Rents also posted a second straight monthly gain. Effective asking rents increased 0.3% in February, following January’s first increase in seven months. While the back-to-back gains suggest the sector may be moving past the late-2025 soft patch, rents remain 0.4% below year-earlier levels, indicating that pricing power is still rebuilding gradually.

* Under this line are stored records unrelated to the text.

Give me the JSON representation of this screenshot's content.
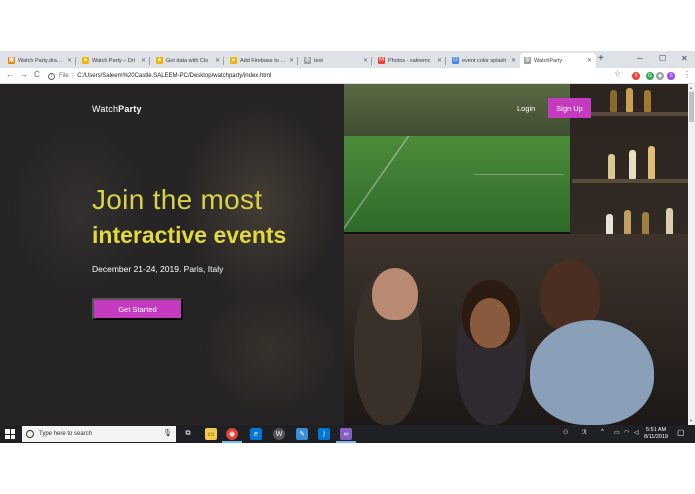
{
  "browser": {
    "tabs": [
      {
        "label": "Watch Party.drawio",
        "favicon_color": "#f08705",
        "favicon_glyph": "▣"
      },
      {
        "label": "Watch Party – Dri",
        "favicon_color": "#f4b400",
        "favicon_glyph": "▲"
      },
      {
        "label": "Get data with Clo",
        "favicon_color": "#f4b400",
        "favicon_glyph": "▲"
      },
      {
        "label": "Add Firebase to yo",
        "favicon_color": "#f4b400",
        "favicon_glyph": "▲"
      },
      {
        "label": "test",
        "favicon_color": "#9aa0a6",
        "favicon_glyph": "◍"
      },
      {
        "label": "Photos - saleemc",
        "favicon_color": "#ea4335",
        "favicon_glyph": "M"
      },
      {
        "label": "event color splash",
        "favicon_color": "#4285f4",
        "favicon_glyph": "G"
      },
      {
        "label": "WatchParty",
        "favicon_color": "#9aa0a6",
        "favicon_glyph": "◍"
      }
    ],
    "new_tab": "+",
    "window_controls": {
      "minimize": "─",
      "maximize": "☐",
      "close": "✕"
    },
    "nav": {
      "back": "←",
      "forward": "→",
      "reload": "C"
    },
    "address": {
      "info": "i",
      "scheme": "File",
      "path": "C:/Users/Saleem%20Castle.SALEEM-PC/Desktop/watchparty/index.html"
    },
    "extensions": [
      {
        "name": "star-icon",
        "glyph": "☆",
        "color": "#5f6368"
      },
      {
        "name": "ext-shield-icon",
        "glyph": "9",
        "color": "#ea4335"
      },
      {
        "name": "ext-g-icon",
        "glyph": "G",
        "color": "#34a853"
      },
      {
        "name": "ext-circle-icon",
        "glyph": "◉",
        "color": "#5f6368"
      },
      {
        "name": "profile-avatar",
        "glyph": "S",
        "color": "#a142f4"
      },
      {
        "name": "menu-icon",
        "glyph": "⋮",
        "color": "#5f6368"
      }
    ]
  },
  "site": {
    "brand_prefix": "Watch",
    "brand_bold": "Party",
    "login": "Login",
    "signup": "Sign Up",
    "headline_light": "Join the most",
    "headline_bold": "interactive events",
    "dateline": "December 21-24, 2019. Paris, Italy",
    "cta": "Get Started",
    "colors": {
      "accent": "#c53bbf",
      "headline": "#d8d24a",
      "background": "#262424"
    }
  },
  "taskbar": {
    "search_placeholder": "Type here to search",
    "apps": [
      {
        "name": "task-view-icon",
        "glyph": "⧉",
        "color": "#1f2024"
      },
      {
        "name": "file-explorer-icon",
        "glyph": "▭",
        "color": "#f2c94c"
      },
      {
        "name": "chrome-icon",
        "glyph": "◉",
        "color": "#db4437"
      },
      {
        "name": "edge-icon",
        "glyph": "e",
        "color": "#0078d7"
      },
      {
        "name": "app-w-icon",
        "glyph": "W",
        "color": "#555555"
      },
      {
        "name": "app-sticky-icon",
        "glyph": "✎",
        "color": "#3a8ed8"
      },
      {
        "name": "vscode-icon",
        "glyph": "⟩",
        "color": "#0078d4"
      },
      {
        "name": "visual-studio-icon",
        "glyph": "∞",
        "color": "#865fc5"
      }
    ],
    "tray": {
      "people": "⚇",
      "chevron": "^",
      "battery": "▭",
      "wifi": "◠",
      "volume": "◁",
      "notifications": "▢"
    },
    "time": "5:51 AM",
    "date": "8/11/2019"
  }
}
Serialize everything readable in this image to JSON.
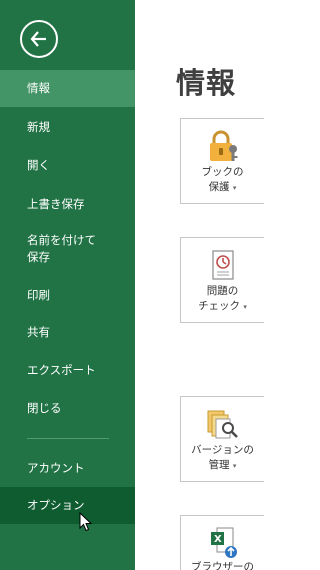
{
  "nav": {
    "items": [
      {
        "label": "情報",
        "state": "active"
      },
      {
        "label": "新規"
      },
      {
        "label": "開く"
      },
      {
        "label": "上書き保存"
      },
      {
        "label": "名前を付けて保存",
        "lines": [
          "名前を付けて",
          "保存"
        ]
      },
      {
        "label": "印刷"
      },
      {
        "label": "共有"
      },
      {
        "label": "エクスポート"
      },
      {
        "label": "閉じる"
      },
      {
        "label": "アカウント"
      },
      {
        "label": "オプション",
        "state": "hover"
      }
    ]
  },
  "main": {
    "title": "情報",
    "tiles": [
      {
        "line1": "ブックの",
        "line2": "保護",
        "icon": "lock-key-icon"
      },
      {
        "line1": "問題の",
        "line2": "チェック",
        "icon": "inspect-document-icon"
      },
      {
        "line1": "バージョンの",
        "line2": "管理",
        "icon": "version-search-icon"
      },
      {
        "line1": "ブラウザーの",
        "line2": "",
        "icon": "excel-upload-icon"
      }
    ]
  },
  "colors": {
    "sidebar": "#217346",
    "active": "#439467",
    "hover": "#0e5c30"
  }
}
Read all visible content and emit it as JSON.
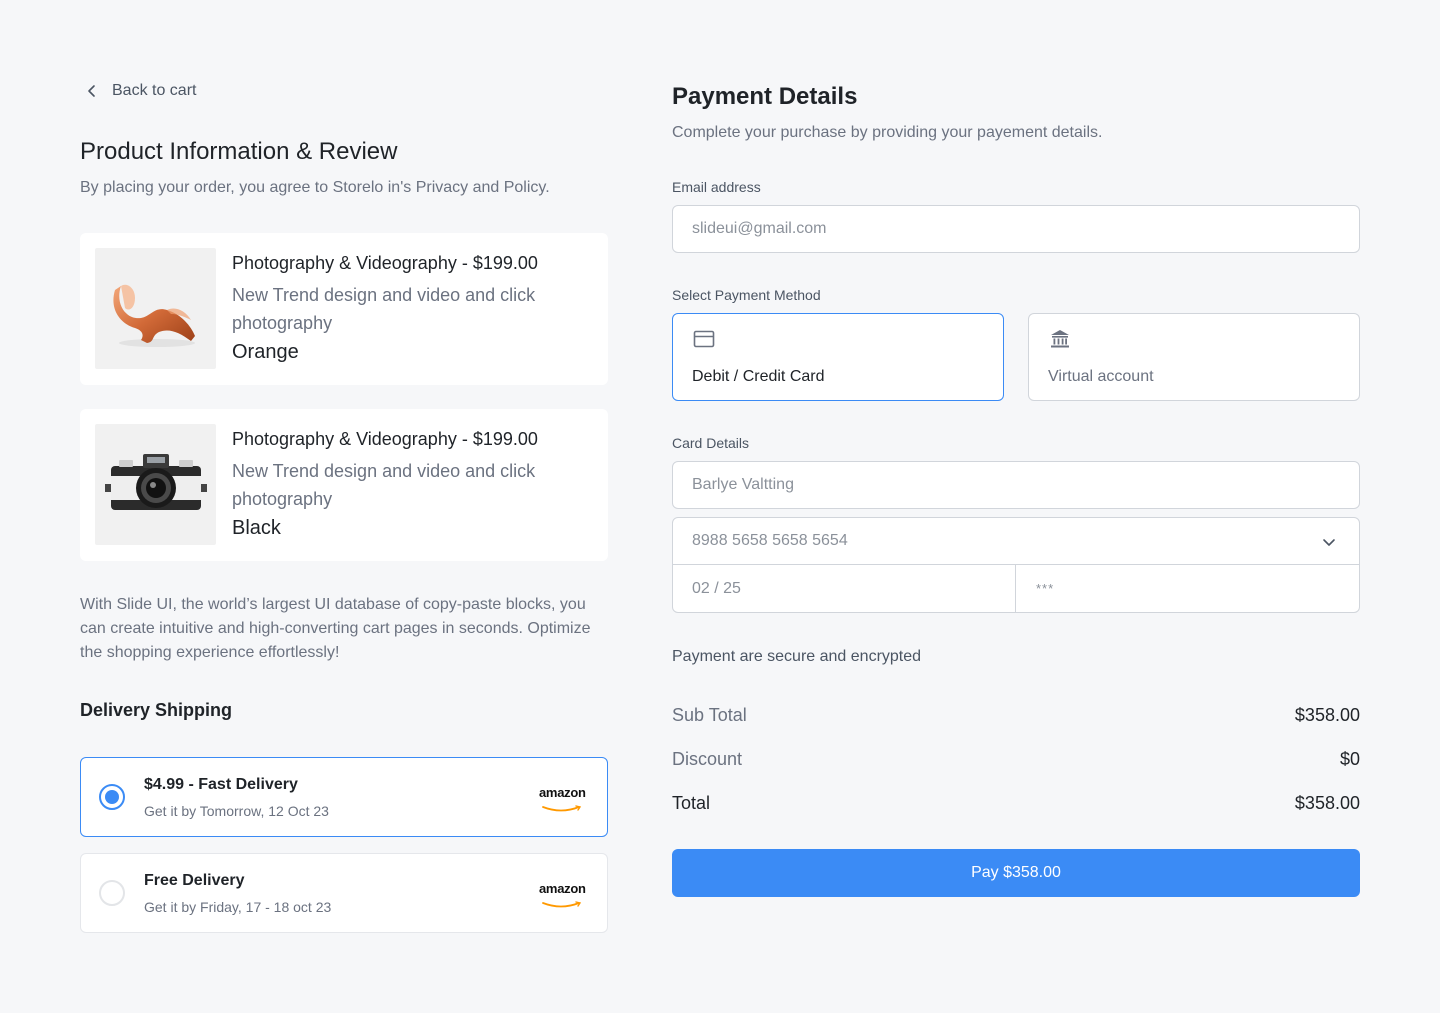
{
  "back_link": {
    "label": "Back to cart"
  },
  "review": {
    "title": "Product Information & Review",
    "agreement": "By placing your order, you agree to Storelo in's Privacy and Policy.",
    "products": [
      {
        "title": "Photography & Videography - $199.00",
        "description": "New Trend design and video and click photography",
        "color": "Orange",
        "image": "orange-chair"
      },
      {
        "title": "Photography & Videography - $199.00",
        "description": "New Trend design and video and click photography",
        "color": "Black",
        "image": "vintage-camera"
      }
    ],
    "blurb": "With Slide UI, the world’s largest UI database of copy-paste blocks, you can create intuitive and high-converting cart pages in seconds. Optimize the shopping experience effortlessly!"
  },
  "delivery": {
    "title": "Delivery Shipping",
    "options": [
      {
        "name": "$4.99 - Fast Delivery",
        "eta": "Get it by Tomorrow, 12 Oct 23",
        "carrier": "amazon",
        "selected": true
      },
      {
        "name": "Free Delivery",
        "eta": "Get it by Friday, 17 - 18 oct 23",
        "carrier": "amazon",
        "selected": false
      }
    ]
  },
  "payment": {
    "title": "Payment Details",
    "subtitle": "Complete your purchase by providing your payement details.",
    "email_label": "Email address",
    "email_placeholder": "slideui@gmail.com",
    "method_label": "Select Payment Method",
    "methods": [
      {
        "label": "Debit / Credit Card",
        "icon": "credit-card-icon",
        "selected": true
      },
      {
        "label": "Virtual account",
        "icon": "bank-icon",
        "selected": false
      }
    ],
    "card_label": "Card Details",
    "card_name": "Barlye Valtting",
    "card_number": "8988 5658 5658 5654",
    "card_expiry": "02 / 25",
    "card_cvc": "***",
    "secure_note": "Payment are secure and encrypted",
    "summary": [
      {
        "label": "Sub Total",
        "value": "$358.00"
      },
      {
        "label": "Discount",
        "value": "$0"
      },
      {
        "label": "Total",
        "value": "$358.00"
      }
    ],
    "pay_button": "Pay $358.00"
  },
  "colors": {
    "accent": "#3b8bf5",
    "background": "#f6f7f9"
  }
}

Performance continues to diverge regionally. Supply-heavy Sun Belt markets such as Austin, Phoenix, Denver, and Charlotte remain under rent pressure, while tech-centric coastal markets including San Francisco, San Jose, and New York are leading the nation in rent growth, supported by stronger demand conditions.
Labor Market Momentum Softens
The US labor market weakened in February. According to the Bureau of Labor Statistics, nonfarm payrolls fell by 92,000, sharply missing expectations for modest job growth. January payroll gains were also revised down to 126,000, while the unemployment rate ticked up to 4.4%, pointing to a gradual cooling in labor market conditions.
Despite the weak headline print, interest-rate expectations shifted only modestly following the release. Futures markets continue to price a high probability that the Federal Reserve will leave policy unchanged at its March meeting, suggesting the report alone was not sufficient to materially alter the near-term policy outlook.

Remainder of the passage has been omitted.